Solok Sediakan BMT Bagi Jamaah Butuhkan Dana

id kabag kesra solok

Kabag Kesra Kota Solok, Happy Dharmawan saat menjelaskan Baitul Maal Wat Tamwil (BMT) adalah sejenis koperasi simpan pinjam bagi para jamaah. ( Antara Sumbar/Tri Asmaini)

Solok, (Antaranews Sumbar) - Pemerintah Kota (Pemkot) Solok melalui sejumlah Masjid menyediakan Baitul Maal Wat Tamwil (BMT) atau sejenis koperasi simpan Pinjam bagi para jamaah masjid yang ingin meminjam sejumlah uang bagi pengembangan usaha dan kebutuhan lainnya, tanpa dikenakan bunga saat pengembalian peminjamannya .

Kepala Bagian Kesejatreraan Rakyat (Kabag Kesra) Kota Solok, Heppy Dharmawan, di Solok, Sabtu mengatakan, Baitul Maal Wat Tamwil (BMT) adalah sejenis koperasi simpan pinjam bagi para jamaah yang membutuhkan sejumlah dana yang diberlakukan saat masuk jam shalat dan begitu juga pada saat pengembaliannya.

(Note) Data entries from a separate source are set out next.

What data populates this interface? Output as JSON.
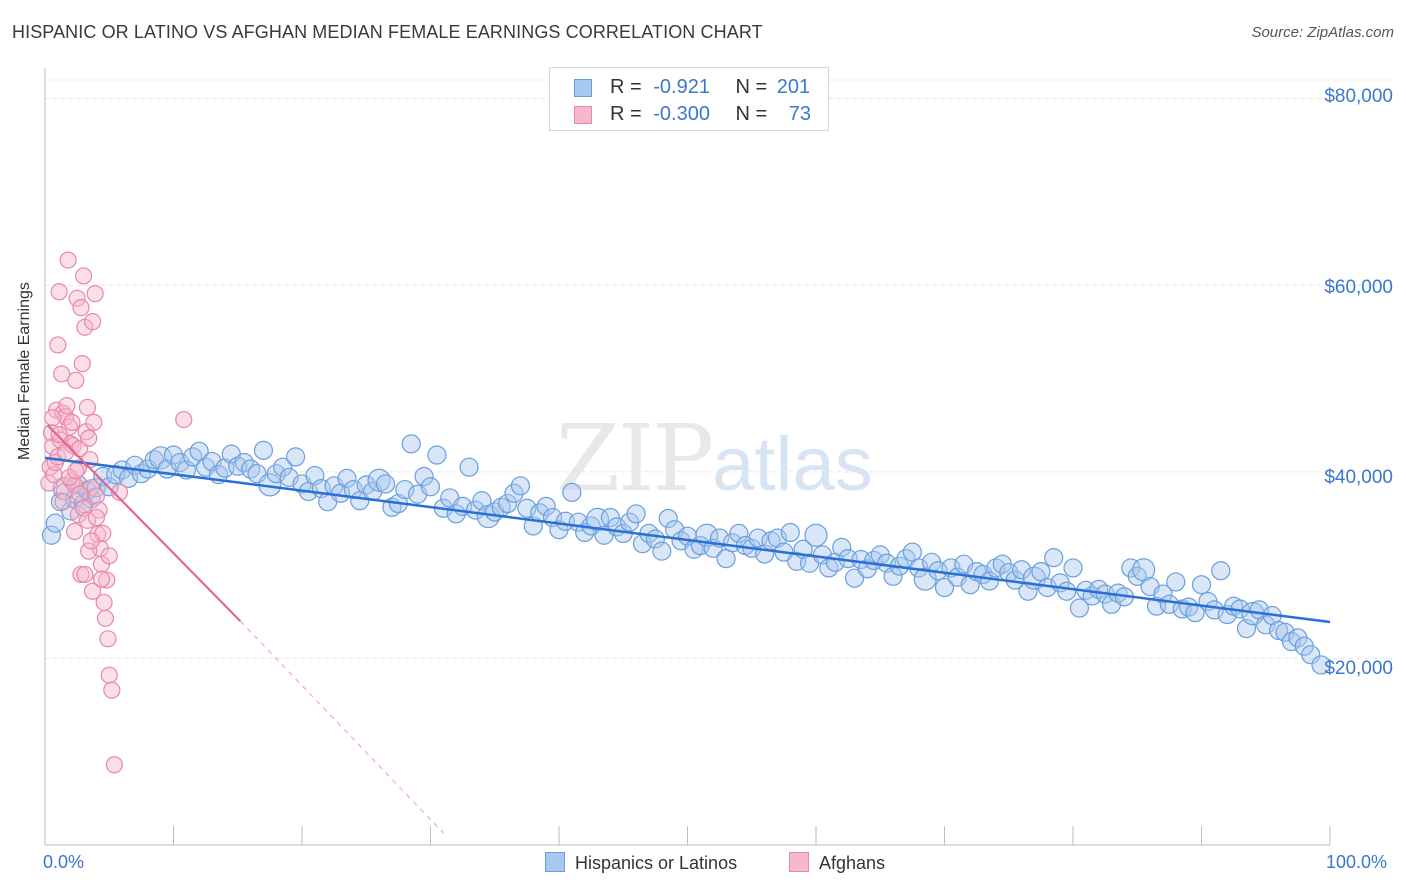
{
  "title": "HISPANIC OR LATINO VS AFGHAN MEDIAN FEMALE EARNINGS CORRELATION CHART",
  "source": "Source: ZipAtlas.com",
  "watermark": {
    "part1": "ZIP",
    "part2": "atlas"
  },
  "legend_top": [
    {
      "r_label": "R =",
      "r_value": "-0.921",
      "n_label": "N =",
      "n_value": "201",
      "color": "#a9c8ef",
      "border": "#6a9fdc"
    },
    {
      "r_label": "R =",
      "r_value": "-0.300",
      "n_label": "N =",
      "n_value": "73",
      "color": "#f6b8cb",
      "border": "#e987a7"
    }
  ],
  "legend_bottom": [
    {
      "label": "Hispanics or Latinos",
      "color": "#a9c8ef",
      "border": "#6a9fdc"
    },
    {
      "label": "Afghans",
      "color": "#f6b8cb",
      "border": "#e987a7"
    }
  ],
  "chart_data": {
    "type": "scatter",
    "title": "HISPANIC OR LATINO VS AFGHAN MEDIAN FEMALE EARNINGS CORRELATION CHART",
    "xlabel": "",
    "ylabel": "Median Female Earnings",
    "xlim": [
      0,
      100
    ],
    "ylim": [
      0,
      82000
    ],
    "x_tick_labels": [
      "0.0%",
      "100.0%"
    ],
    "y_ticks": [
      20000,
      40000,
      60000,
      80000
    ],
    "y_tick_labels": [
      "$20,000",
      "$40,000",
      "$60,000",
      "$80,000"
    ],
    "grid": true,
    "series": [
      {
        "name": "Hispanics or Latinos",
        "color": "#6a9fdc",
        "fill": "#a9c8ef",
        "trend": {
          "x": [
            0,
            100
          ],
          "y": [
            41500,
            23900
          ],
          "color": "#2a6fd4"
        },
        "points": [
          [
            0.5,
            33200
          ],
          [
            0.8,
            34500
          ],
          [
            1.2,
            36800
          ],
          [
            1.5,
            38200
          ],
          [
            2.0,
            35800
          ],
          [
            2.3,
            37100
          ],
          [
            2.6,
            38600
          ],
          [
            3.0,
            36600
          ],
          [
            3.3,
            38000
          ],
          [
            3.6,
            37100
          ],
          [
            4.0,
            38300
          ],
          [
            4.5,
            39500
          ],
          [
            5.0,
            38400
          ],
          [
            5.5,
            39700
          ],
          [
            6.0,
            40200
          ],
          [
            6.5,
            39300
          ],
          [
            7.0,
            40700
          ],
          [
            7.5,
            39800
          ],
          [
            8.0,
            40300
          ],
          [
            8.5,
            41300
          ],
          [
            9.0,
            41500
          ],
          [
            9.5,
            40300
          ],
          [
            10.0,
            41800
          ],
          [
            10.5,
            41000
          ],
          [
            11.0,
            40200
          ],
          [
            11.5,
            41600
          ],
          [
            12.0,
            42200
          ],
          [
            12.5,
            40500
          ],
          [
            13.0,
            41100
          ],
          [
            13.5,
            39700
          ],
          [
            14.0,
            40400
          ],
          [
            14.5,
            41900
          ],
          [
            15.0,
            40600
          ],
          [
            15.5,
            41000
          ],
          [
            16.0,
            40300
          ],
          [
            16.5,
            39800
          ],
          [
            17.0,
            42300
          ],
          [
            17.5,
            38600
          ],
          [
            18.0,
            39800
          ],
          [
            18.5,
            40500
          ],
          [
            19.0,
            39400
          ],
          [
            19.5,
            41600
          ],
          [
            20.0,
            38700
          ],
          [
            20.5,
            37900
          ],
          [
            21.0,
            39600
          ],
          [
            21.5,
            38200
          ],
          [
            22.0,
            36800
          ],
          [
            22.5,
            38500
          ],
          [
            23.0,
            37700
          ],
          [
            23.5,
            39300
          ],
          [
            24.0,
            38100
          ],
          [
            24.5,
            36900
          ],
          [
            25.0,
            38600
          ],
          [
            25.5,
            37900
          ],
          [
            26.0,
            39100
          ],
          [
            26.5,
            38700
          ],
          [
            27.0,
            36200
          ],
          [
            27.5,
            36600
          ],
          [
            28.0,
            38100
          ],
          [
            28.5,
            43000
          ],
          [
            29.0,
            37600
          ],
          [
            29.5,
            39500
          ],
          [
            30.0,
            38400
          ],
          [
            30.5,
            41800
          ],
          [
            31.0,
            36100
          ],
          [
            31.5,
            37200
          ],
          [
            32.0,
            35500
          ],
          [
            32.5,
            36300
          ],
          [
            33.0,
            40500
          ],
          [
            33.5,
            35900
          ],
          [
            34.0,
            36900
          ],
          [
            34.5,
            35200
          ],
          [
            35.0,
            35700
          ],
          [
            35.5,
            36200
          ],
          [
            36.0,
            36600
          ],
          [
            36.5,
            37700
          ],
          [
            37.0,
            38500
          ],
          [
            37.5,
            36100
          ],
          [
            38.0,
            34200
          ],
          [
            38.5,
            35600
          ],
          [
            39.0,
            36300
          ],
          [
            39.5,
            35100
          ],
          [
            40.0,
            33800
          ],
          [
            40.5,
            34700
          ],
          [
            41.0,
            37800
          ],
          [
            41.5,
            34600
          ],
          [
            42.0,
            33500
          ],
          [
            42.5,
            34200
          ],
          [
            43.0,
            34900
          ],
          [
            43.5,
            33200
          ],
          [
            44.0,
            35100
          ],
          [
            44.5,
            34100
          ],
          [
            45.0,
            33400
          ],
          [
            45.5,
            34600
          ],
          [
            46.0,
            35500
          ],
          [
            46.5,
            32300
          ],
          [
            47.0,
            33400
          ],
          [
            47.5,
            32800
          ],
          [
            48.0,
            31500
          ],
          [
            48.5,
            35000
          ],
          [
            49.0,
            33800
          ],
          [
            49.5,
            32600
          ],
          [
            50.0,
            33100
          ],
          [
            50.5,
            31700
          ],
          [
            51.0,
            32100
          ],
          [
            51.5,
            33200
          ],
          [
            52.0,
            31800
          ],
          [
            52.5,
            32900
          ],
          [
            53.0,
            30700
          ],
          [
            53.5,
            32400
          ],
          [
            54.0,
            33400
          ],
          [
            54.5,
            32100
          ],
          [
            55.0,
            31800
          ],
          [
            55.5,
            32900
          ],
          [
            56.0,
            31200
          ],
          [
            56.5,
            32600
          ],
          [
            57.0,
            32900
          ],
          [
            57.5,
            31400
          ],
          [
            58.0,
            33500
          ],
          [
            58.5,
            30400
          ],
          [
            59.0,
            31700
          ],
          [
            59.5,
            30200
          ],
          [
            60.0,
            33200
          ],
          [
            60.5,
            31100
          ],
          [
            61.0,
            29700
          ],
          [
            61.5,
            30300
          ],
          [
            62.0,
            31900
          ],
          [
            62.5,
            30700
          ],
          [
            63.0,
            28600
          ],
          [
            63.5,
            30600
          ],
          [
            64.0,
            29600
          ],
          [
            64.5,
            30500
          ],
          [
            65.0,
            31100
          ],
          [
            65.5,
            30200
          ],
          [
            66.0,
            28800
          ],
          [
            66.5,
            29900
          ],
          [
            67.0,
            30700
          ],
          [
            67.5,
            31400
          ],
          [
            68.0,
            29700
          ],
          [
            68.5,
            28500
          ],
          [
            69.0,
            30300
          ],
          [
            69.5,
            29400
          ],
          [
            70.0,
            27600
          ],
          [
            70.5,
            29700
          ],
          [
            71.0,
            28700
          ],
          [
            71.5,
            30100
          ],
          [
            72.0,
            27900
          ],
          [
            72.5,
            29300
          ],
          [
            73.0,
            29000
          ],
          [
            73.5,
            28300
          ],
          [
            74.0,
            29700
          ],
          [
            74.5,
            30100
          ],
          [
            75.0,
            29200
          ],
          [
            75.5,
            28400
          ],
          [
            76.0,
            29500
          ],
          [
            76.5,
            27200
          ],
          [
            77.0,
            28600
          ],
          [
            77.5,
            29300
          ],
          [
            78.0,
            27600
          ],
          [
            78.5,
            30800
          ],
          [
            79.0,
            28100
          ],
          [
            79.5,
            27200
          ],
          [
            80.0,
            29700
          ],
          [
            80.5,
            25400
          ],
          [
            81.0,
            27300
          ],
          [
            81.5,
            26700
          ],
          [
            82.0,
            27400
          ],
          [
            82.5,
            26900
          ],
          [
            83.0,
            25800
          ],
          [
            83.5,
            27000
          ],
          [
            84.0,
            26600
          ],
          [
            84.5,
            29700
          ],
          [
            85.0,
            28800
          ],
          [
            85.5,
            29500
          ],
          [
            86.0,
            27700
          ],
          [
            86.5,
            25600
          ],
          [
            87.0,
            26900
          ],
          [
            87.5,
            25800
          ],
          [
            88.0,
            28200
          ],
          [
            88.5,
            25300
          ],
          [
            89.0,
            25500
          ],
          [
            89.5,
            24900
          ],
          [
            90.0,
            27900
          ],
          [
            90.5,
            26100
          ],
          [
            91.0,
            25200
          ],
          [
            91.5,
            29400
          ],
          [
            92.0,
            24700
          ],
          [
            92.5,
            25600
          ],
          [
            93.0,
            25300
          ],
          [
            93.5,
            23200
          ],
          [
            94.0,
            24800
          ],
          [
            94.5,
            25200
          ],
          [
            95.0,
            23600
          ],
          [
            95.5,
            24600
          ],
          [
            96.0,
            23000
          ],
          [
            96.5,
            22800
          ],
          [
            97.0,
            21800
          ],
          [
            97.5,
            22200
          ],
          [
            98.0,
            21300
          ],
          [
            98.5,
            20400
          ],
          [
            99.3,
            19300
          ]
        ]
      },
      {
        "name": "Afghans",
        "color": "#e987a7",
        "fill": "#f6b8cb",
        "trend": {
          "x": [
            0.2,
            15.2
          ],
          "y": [
            45000,
            24000
          ],
          "extended_x": [
            15.2,
            31.0
          ],
          "extended_y": [
            24000,
            1300
          ],
          "color": "#e36792"
        },
        "points": [
          [
            0.3,
            38800
          ],
          [
            0.4,
            40500
          ],
          [
            0.5,
            44200
          ],
          [
            0.6,
            42700
          ],
          [
            0.7,
            39700
          ],
          [
            0.8,
            41000
          ],
          [
            0.9,
            46600
          ],
          [
            1.0,
            53600
          ],
          [
            1.1,
            59300
          ],
          [
            1.2,
            43400
          ],
          [
            1.3,
            50500
          ],
          [
            1.4,
            46300
          ],
          [
            1.5,
            37900
          ],
          [
            1.6,
            45900
          ],
          [
            1.7,
            47100
          ],
          [
            1.8,
            62700
          ],
          [
            1.9,
            44800
          ],
          [
            2.0,
            43000
          ],
          [
            2.1,
            39000
          ],
          [
            2.2,
            42800
          ],
          [
            2.3,
            38600
          ],
          [
            2.4,
            49800
          ],
          [
            2.5,
            58600
          ],
          [
            2.6,
            40400
          ],
          [
            2.7,
            42500
          ],
          [
            2.8,
            57600
          ],
          [
            2.9,
            51600
          ],
          [
            3.0,
            61000
          ],
          [
            3.1,
            55500
          ],
          [
            3.2,
            44300
          ],
          [
            3.3,
            46900
          ],
          [
            3.4,
            43600
          ],
          [
            3.5,
            41300
          ],
          [
            3.6,
            38300
          ],
          [
            3.7,
            56100
          ],
          [
            3.8,
            45300
          ],
          [
            3.9,
            59100
          ],
          [
            4.0,
            37400
          ],
          [
            4.1,
            33300
          ],
          [
            4.2,
            35900
          ],
          [
            4.3,
            31800
          ],
          [
            4.4,
            30100
          ],
          [
            4.5,
            33400
          ],
          [
            4.6,
            26000
          ],
          [
            4.7,
            24300
          ],
          [
            4.8,
            28400
          ],
          [
            4.9,
            22100
          ],
          [
            5.0,
            18200
          ],
          [
            5.2,
            16600
          ],
          [
            5.4,
            8600
          ],
          [
            0.6,
            45800
          ],
          [
            1.0,
            41600
          ],
          [
            1.4,
            36800
          ],
          [
            1.9,
            39400
          ],
          [
            2.3,
            33600
          ],
          [
            2.6,
            35400
          ],
          [
            2.8,
            29000
          ],
          [
            3.1,
            29000
          ],
          [
            3.4,
            31500
          ],
          [
            3.7,
            27200
          ],
          [
            1.1,
            44000
          ],
          [
            1.6,
            42100
          ],
          [
            2.1,
            45300
          ],
          [
            2.4,
            40100
          ],
          [
            2.7,
            37600
          ],
          [
            3.0,
            36100
          ],
          [
            3.3,
            34800
          ],
          [
            3.6,
            32600
          ],
          [
            4.0,
            35100
          ],
          [
            4.4,
            28500
          ],
          [
            5.0,
            31000
          ],
          [
            5.8,
            37800
          ],
          [
            10.8,
            45600
          ]
        ]
      }
    ]
  }
}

"BMT ini telah berlangsung sejak 2003 yang digagas oleh Wali Kota Solok, Zul Elfian, dan masjid yang dahulu memperlakukan BMT itu adalah masjid Almanar Sawah sianik, dan masjid Nurul Iman Tanah Garam,"ujarnya.

Ia menjelaskan proses peminjaman uang ini tergantung kebijakan masing-masing masjid, ada yang memberlakukan peminjaman ini bagi jamaah yang rutin melakukan shalat berjamaah atau sendiri di masjid tersebut, dengan harapan nantinya jamaah tersebut bisa langsung bisa menyicil sedikit demi sedikit uang yang dipinjamnya.

Jumlah nominal peminjaman BMT ini beragam ada yang dari Rp200 ribu, Rp500 ribu, hingga maksimal Rp5 juta.

Tujuan utama Pemko mengadakan program BMT ini adalah untuk menjauhkan warga Solok, dari sistem peminjaman uang melalui rentenir.

"Karena mengingat peminjaman uang melalui rentenir menurut agama kan hukum nya haram, karena sistem peminjaman yang memperlakukan sistem bunga yang tidak sesuai dengan syariat islam, misalnya meminjam uang Rp200 ribu, dikembalikan Rp300 ribu," katanya.

Dan beruntunglah bagi jamaah yang meminjam uang melalui BMT ini, karena tidak dikenakan bunga pinjaman sedikitpun.

"Pengembalian uangnya juga bisa dicicil sesuai dengan akad pinjamnya, dengan nominal yang telah ditentukan saat pengembalian uang setiap harinya atau perminggunya," ucapnya.

Jika ada para peminjam dana BMT ini yang lalai dalam proses pengembalian pinjaman BMT ini, biasanya pengurus masjid akan mengumumkan nya melalui toa disaat setelah sholat berjamaah dengan himbauan agar peminjam memenuhi kewajiban nya.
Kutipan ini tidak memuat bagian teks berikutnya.